Until recently, most one-way pager users either had service in a single simulcast area or had nationwide service. For the first type of service, messages are simulcast from a single group of transmitters. For nationwide service the messages are replicated on all simulcast areas across the nation. Obviously, nationwide service is very expensive for the service providers.
Recently, "Follow Me Roaming" (FMR) has become available. Under FMR, the user normally has service in only one simulcast area, i.e. the user's "home" area. When the user plans to travel outside the home area, he notifies the service provider of his planned itinerary, including departure and arrival times so that his messages can follow him.
FMR is becoming the method of choice by the service providers for providing nationwide coverage, because messages do not have to be sent in all coverage areas. They just have to be sent to the area where the user is. The most thoughtfully implemented FMR systems operate with an "overlap interval" around the departure and arrival times. During the overlap interval, messages are replicated both in the area being departed and in the arrival area. This is done to provide a "grace period" having upper and lower limits for accommodating temporal variations in the departure and arrival times.
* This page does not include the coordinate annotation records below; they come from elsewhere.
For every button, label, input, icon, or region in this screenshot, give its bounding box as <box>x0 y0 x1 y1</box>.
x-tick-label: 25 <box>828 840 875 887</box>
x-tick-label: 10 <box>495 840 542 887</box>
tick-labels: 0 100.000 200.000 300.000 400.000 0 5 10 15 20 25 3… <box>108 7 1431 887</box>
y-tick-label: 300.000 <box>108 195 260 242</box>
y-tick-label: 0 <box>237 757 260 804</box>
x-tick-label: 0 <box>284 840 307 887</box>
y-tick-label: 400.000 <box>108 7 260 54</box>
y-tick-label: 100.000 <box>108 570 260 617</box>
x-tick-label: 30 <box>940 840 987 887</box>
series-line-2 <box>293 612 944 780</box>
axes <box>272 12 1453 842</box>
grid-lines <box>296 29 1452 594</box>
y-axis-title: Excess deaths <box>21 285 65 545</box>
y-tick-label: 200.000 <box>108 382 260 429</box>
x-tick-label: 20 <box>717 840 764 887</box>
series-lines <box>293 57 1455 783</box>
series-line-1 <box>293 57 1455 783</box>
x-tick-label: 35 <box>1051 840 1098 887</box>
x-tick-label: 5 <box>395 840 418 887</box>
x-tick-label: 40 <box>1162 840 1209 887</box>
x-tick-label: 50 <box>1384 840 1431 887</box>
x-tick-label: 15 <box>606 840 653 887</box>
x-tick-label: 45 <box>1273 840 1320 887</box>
Additional time generally is put into the upper limit of the overlap interval to accommodate uncertainty in the channel search time required for the pager to find a new messaging system in each arrival area.
Uncertainty in the channel search time occurs because prior art subscriber units do not search for a new system until they lose the signal from a currently received system. Because system coverage areas can overlap, it is possible for a subscriber unit that has visited, for example, a second system adjacent to the home system to remain locked to the second system for a long time--possibly hours or days--after the subscriber unit has returned to the home area. If message replication is halted before the subscriber unit has switched back to the home area, messages transmitted only in the home area will be missed. On the other hand, message replication costs air time, causing the service provider to want to keep message replication time as short as possible.
A related problem affects a prior art two-way subscriber unit which has switched to one-way operation with a one-way system, due to the unavailability of a usable two-way system. If the subscriber unit remains within range of the one-way system, it may not search for a more appropriate two-way system for a long time, even when a usable two-way system becomes available.
Thus, what is needed is a method and apparatus for providing a predictable upper bound for a channel search time during which a portable subscriber unit searches for a more appropriate system for its message delivery. The method and apparatus preferably will allow the portable subscriber unit to find the more appropriate system even when monitoring a currently selected system, and without missing any messages.